Pierwsze spotkanie odbyło się na przebudowywanym odcinku ul. Sowińskiego. - To inwestycja realizowana od 5 miesięcy, która, według pierwotnego terminu, powinna być ukończona w dniu wczorajszym. Dzisiaj mamy informację, że została przedłużona o 2 miesiące – wyjaśnił kandydat.
- Słyszymy, że jeśli się krytykuje inwestycję, to jest się jej przeciw. Nie. Jesteśmy za, tym bardziej, że są to inwestycje robione z budżetu mieszkańców, a więc m.in. mieszkańców tej ulicy - kontynuował. - Przedstawili nam problemy, z którymi się borykają. To rzeczywiście dość duża budowa, która utrudnia życie mieszkańcom. Można zobaczyć, jak jest zorganizowane wyjście dla ludzi starszych. Czy pan burmistrz wystosował pismo do firmy, która tu istnieje i prawdopodobnie przez pół roku ma dużo mniejsze obroty, w jaki sposób można jej to zrekompensować?
- Zwracamy uwagę na zbyt słabe planowanie inwestycji. Mamy pochwały ze strony urzędu, że wydajemy 66 mln zł na inwestycje. Dzięki temu, że ktoś chciał zrobić tę niespodziankę w roku wyborczym, to straciliśmy min. 10-15%, ponieważ ceny są droższe – uważa Dariusz Andrzejewski. - Dzisiaj nie znajdą państwo firmy budowlanej, która ma wolny termin.
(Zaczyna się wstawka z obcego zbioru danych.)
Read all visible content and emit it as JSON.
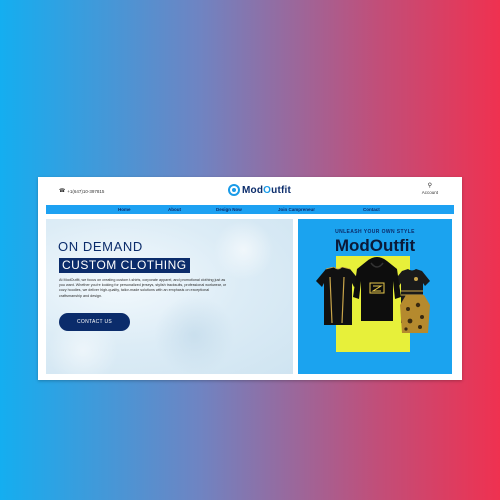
{
  "header": {
    "phone": "+1(647)10-397815",
    "logo": {
      "prefix": "Mod",
      "accent": "O",
      "suffix": "utfit"
    },
    "account_label": "Account"
  },
  "nav": {
    "items": [
      {
        "label": "Home"
      },
      {
        "label": "About"
      },
      {
        "label": "Design Now"
      },
      {
        "label": "Join Campreneur"
      },
      {
        "label": "Contact"
      }
    ]
  },
  "hero": {
    "heading_line1": "ON DEMAND",
    "heading_line2": "CUSTOM CLOTHING",
    "description": "At ModOutfit, we focus on creating custom t-shirts, corporate apparel, and promotional clothing just as you want. Whether you're looking for personalized jerseys, stylish tracksuits, professional workwear, or cozy hoodies, we deliver high-quality, tailor-made solutions with an emphasis on exceptional craftsmanship and design.",
    "cta_label": "CONTACT US"
  },
  "promo": {
    "tagline": "UNLEASH YOUR OWN STYLE",
    "brand": "ModOutfit"
  },
  "icons": {
    "phone": "phone-icon",
    "account": "user-icon",
    "logo": "logo-icon"
  },
  "colors": {
    "navy": "#0b2c6b",
    "nav_blue": "#1da1f2",
    "promo_blue": "#1ba3ef",
    "promo_yellow": "#e7f03a"
  }
}
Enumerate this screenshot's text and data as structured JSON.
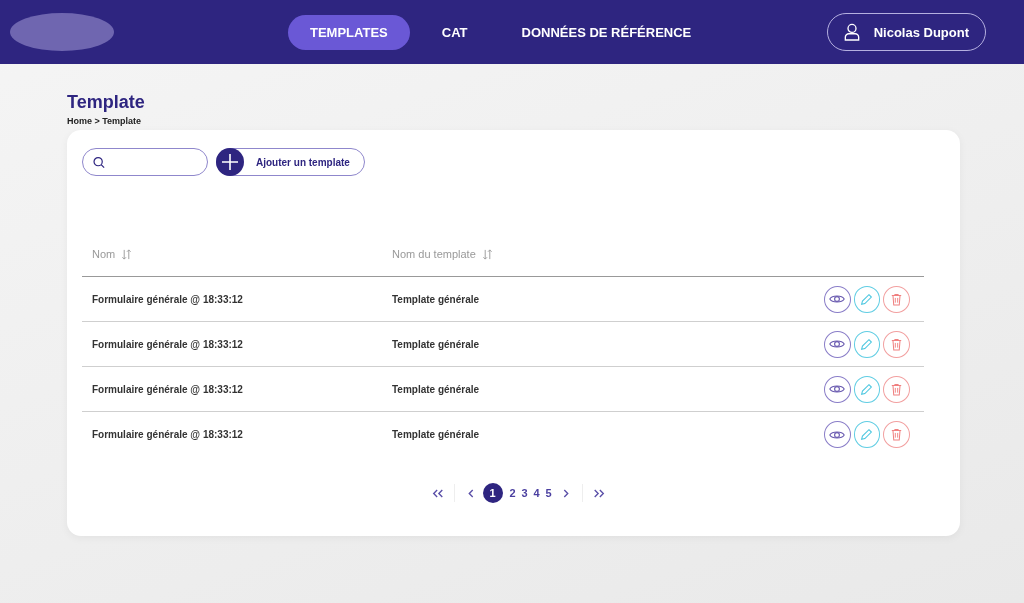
{
  "nav": {
    "tabs": [
      {
        "label": "TEMPLATES",
        "selected": true
      },
      {
        "label": "CAT",
        "selected": false
      },
      {
        "label": "DONNÉES DE RÉFÉRENCE",
        "selected": false
      }
    ],
    "user": "Nicolas Dupont"
  },
  "page": {
    "title": "Template",
    "breadcrumb": "Home > Template"
  },
  "toolbar": {
    "add_button": "Ajouter un template"
  },
  "table": {
    "columns": [
      "Nom",
      "Nom du template"
    ],
    "rows": [
      [
        "Formulaire générale @ 18:33:12",
        "Template générale"
      ],
      [
        "Formulaire générale @ 18:33:12",
        "Template générale"
      ],
      [
        "Formulaire générale @ 18:33:12",
        "Template générale"
      ],
      [
        "Formulaire générale @ 18:33:12",
        "Template générale"
      ]
    ]
  },
  "pagination": {
    "pages": [
      {
        "label": "1",
        "selected": true
      },
      {
        "label": "2",
        "selected": false
      },
      {
        "label": "3",
        "selected": false
      },
      {
        "label": "4",
        "selected": false
      },
      {
        "label": "5",
        "selected": false
      }
    ]
  }
}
Robiona jest po prostu niespodzianka na koszt wyborców. Bo mamy być piękni i nowocześni. O nowoczesności świadczą lampy, które tu są. Czy nie można było schować okablowania i zrobić ładnych lamp? To jest praktycznie centrum miasta. Dalej mamy niezbyt ładne słupy, które na dodatek w nocy nie świecą. Wyobraźcie sobie państwo, widząc jak wygląda ta budowa, egipskie ciemności.
- Stały takie same, tylko trochę starsze i głębiej – dodał jeden z mieszkańców. – I klosze z lampami są przeniesione ze starych słupów.
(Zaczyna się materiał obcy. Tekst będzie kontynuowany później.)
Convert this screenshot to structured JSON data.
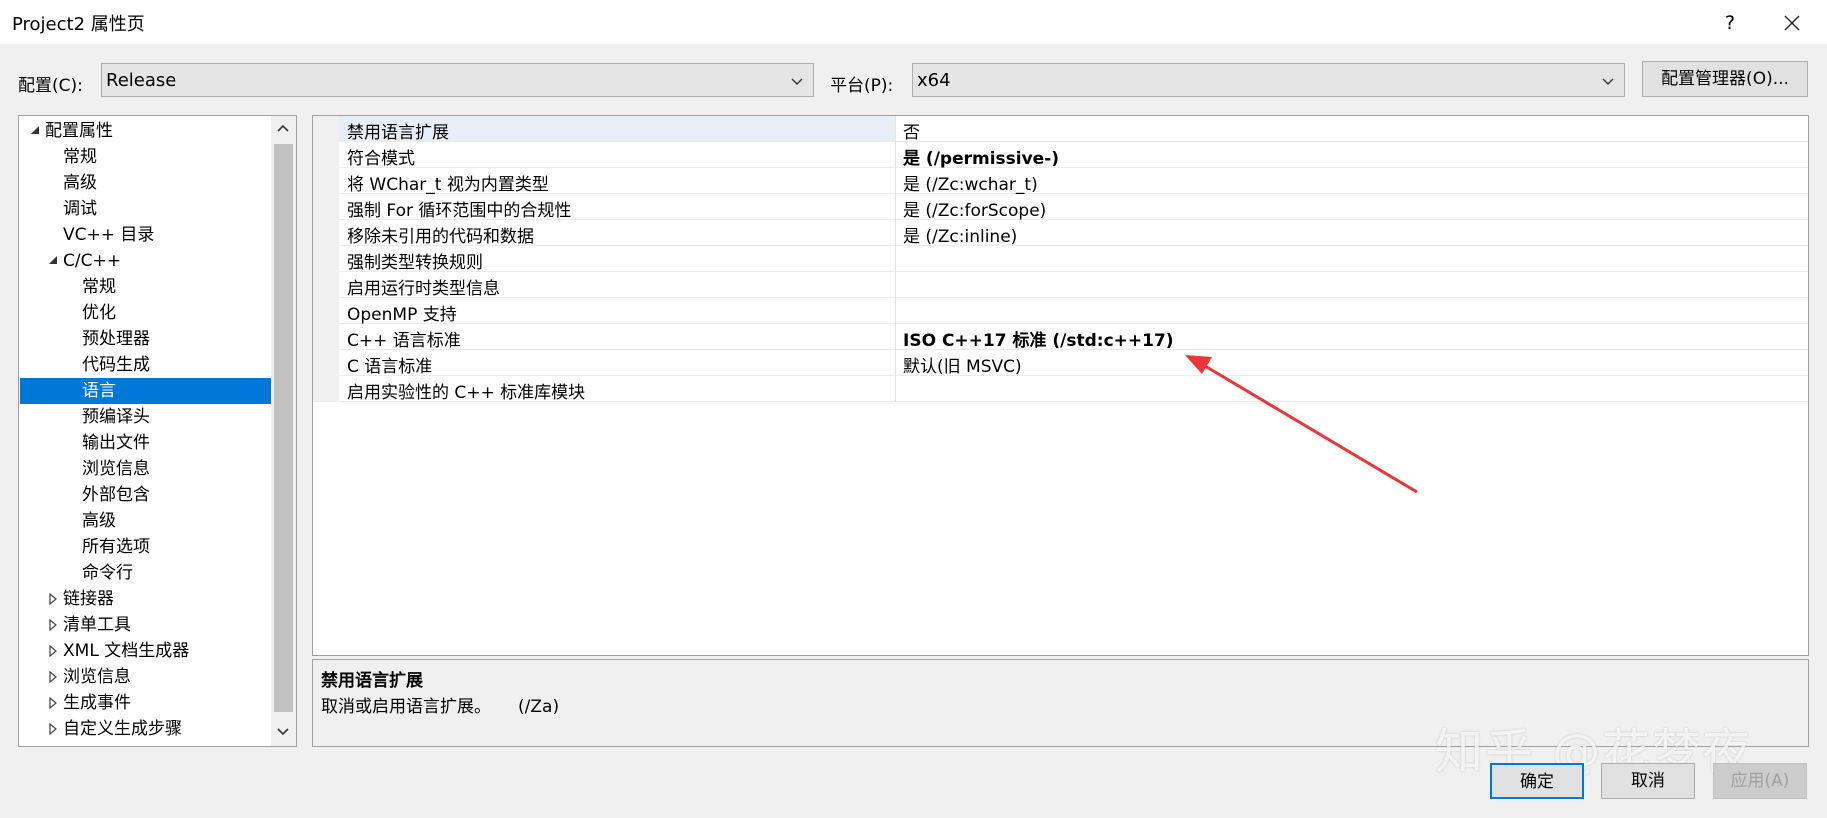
{
  "window": {
    "title": "Project2 属性页",
    "help_label": "?"
  },
  "config_bar": {
    "config_label": "配置(C):",
    "config_value": "Release",
    "platform_label": "平台(P):",
    "platform_value": "x64",
    "manager_button": "配置管理器(O)..."
  },
  "tree": {
    "items": [
      {
        "label": "配置属性",
        "expander": "expanded"
      },
      {
        "label": "常规"
      },
      {
        "label": "高级"
      },
      {
        "label": "调试"
      },
      {
        "label": "VC++ 目录"
      },
      {
        "label": "C/C++",
        "expander": "expanded"
      },
      {
        "label": "常规"
      },
      {
        "label": "优化"
      },
      {
        "label": "预处理器"
      },
      {
        "label": "代码生成"
      },
      {
        "label": "语言",
        "selected": true
      },
      {
        "label": "预编译头"
      },
      {
        "label": "输出文件"
      },
      {
        "label": "浏览信息"
      },
      {
        "label": "外部包含"
      },
      {
        "label": "高级"
      },
      {
        "label": "所有选项"
      },
      {
        "label": "命令行"
      },
      {
        "label": "链接器",
        "expander": "collapsed"
      },
      {
        "label": "清单工具",
        "expander": "collapsed"
      },
      {
        "label": "XML 文档生成器",
        "expander": "collapsed"
      },
      {
        "label": "浏览信息",
        "expander": "collapsed"
      },
      {
        "label": "生成事件",
        "expander": "collapsed"
      },
      {
        "label": "自定义生成步骤",
        "expander": "collapsed"
      }
    ]
  },
  "properties": [
    {
      "name": "禁用语言扩展",
      "value": "否",
      "bold": false
    },
    {
      "name": "符合模式",
      "value": "是 (/permissive-)",
      "bold": true
    },
    {
      "name": "将 WChar_t 视为内置类型",
      "value": "是 (/Zc:wchar_t)",
      "bold": false
    },
    {
      "name": "强制 For 循环范围中的合规性",
      "value": "是 (/Zc:forScope)",
      "bold": false
    },
    {
      "name": "移除未引用的代码和数据",
      "value": "是 (/Zc:inline)",
      "bold": false
    },
    {
      "name": "强制类型转换规则",
      "value": "",
      "bold": false
    },
    {
      "name": "启用运行时类型信息",
      "value": "",
      "bold": false
    },
    {
      "name": "OpenMP 支持",
      "value": "",
      "bold": false
    },
    {
      "name": "C++ 语言标准",
      "value": "ISO C++17 标准 (/std:c++17)",
      "bold": true
    },
    {
      "name": "C 语言标准",
      "value": "默认(旧 MSVC)",
      "bold": false
    },
    {
      "name": "启用实验性的 C++ 标准库模块",
      "value": "",
      "bold": false
    }
  ],
  "description": {
    "title": "禁用语言扩展",
    "text": "取消或启用语言扩展。     (/Za)"
  },
  "buttons": {
    "ok": "确定",
    "cancel": "取消",
    "apply": "应用(A)"
  },
  "watermark": "知乎 @花梦夜",
  "colors": {
    "selection": "#0078d7",
    "annotation_arrow": "#e8363b"
  }
}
- W zakresie inwestycji jest wymiana oświetlenia na ledowe – uzupełnił inny mieszkaniec. – To są starocie, które już wcześniej się nie paliły.
- Nie było tu żadnego radnego, przedstawiciela gminy.
- Rury od wodociągu wykopywane były 4 czy 5 razy, bo okazywało się, że coś jest nie tak.
- Pamiętam remont tej ulicy 30 lat temu. Wyglądało to tak samo, ale to były inne czasy, inne technologie i nikomu to nie przeszkadzało. Ja sobie przejdę, ale moja matka, która ma 87 lat, od 5 miesięcy robi sobie spacery po podwórku. Tu nie wyjdzie, bo się połamie.
- Brukujemy centrum miasta z kostki przemysłowej. Nie robi się już tego. A dlaczego ul. Kasztanowa nie jest z kostki przemysłowej tylko typu Nostalit? – pytał Dariusz Andrzejewski. - Mamy obok połączenie ul. Świętojańskiej z nową obwodnicą. Proszę zobaczyć, na jakiej wysokości będzie rondo. Świadczy to, że ktoś w ogóle tego nie przemyślał. Są w urzędzie ludzie, którzy za to odpowiadają i mają to wiedzieć. Po 16 latach powinna być przynajmniej jedna osoba w gminie, która rozumie, co to znaczy inwestycja.
Kandydat na burmistrza przypomniał hasło wyborcze komitetu „Masz wybór”: „Wyszków miastem przyjaznym swoim mieszkańcom”: - To jest miasto, które uzgadnia z mieszkańcami, co chce zrobić. Jeżeli robimy inwestycję, to zapraszamy mieszkańców i rozmawiamy z nimi, jak to będzie wyglądało, żeby wiedzieli, czego się spodziewać.
Planowanie inwestycji i konsultacje społeczne w terenie – to dwa pierwsze zobowiązania komitetu. - Nasze zobowiązania będziemy spisywać na tablicy i mogę państwu obiecać, że, jeśli wyborcy nam zaufają, takie tablice – oczywiście zmienione, żeby to ładnie wyglądało – będą wisiały w urzędzie, żeby radny, urzędnik i burmistrz widział, co obiecał i co ma zrealizować – zobowiązał się kandydat na burmistrza. - Przyszedł czas, żeby powiedzieć: sprawdzam. To miasto może być zarządzane zupełnie inaczej.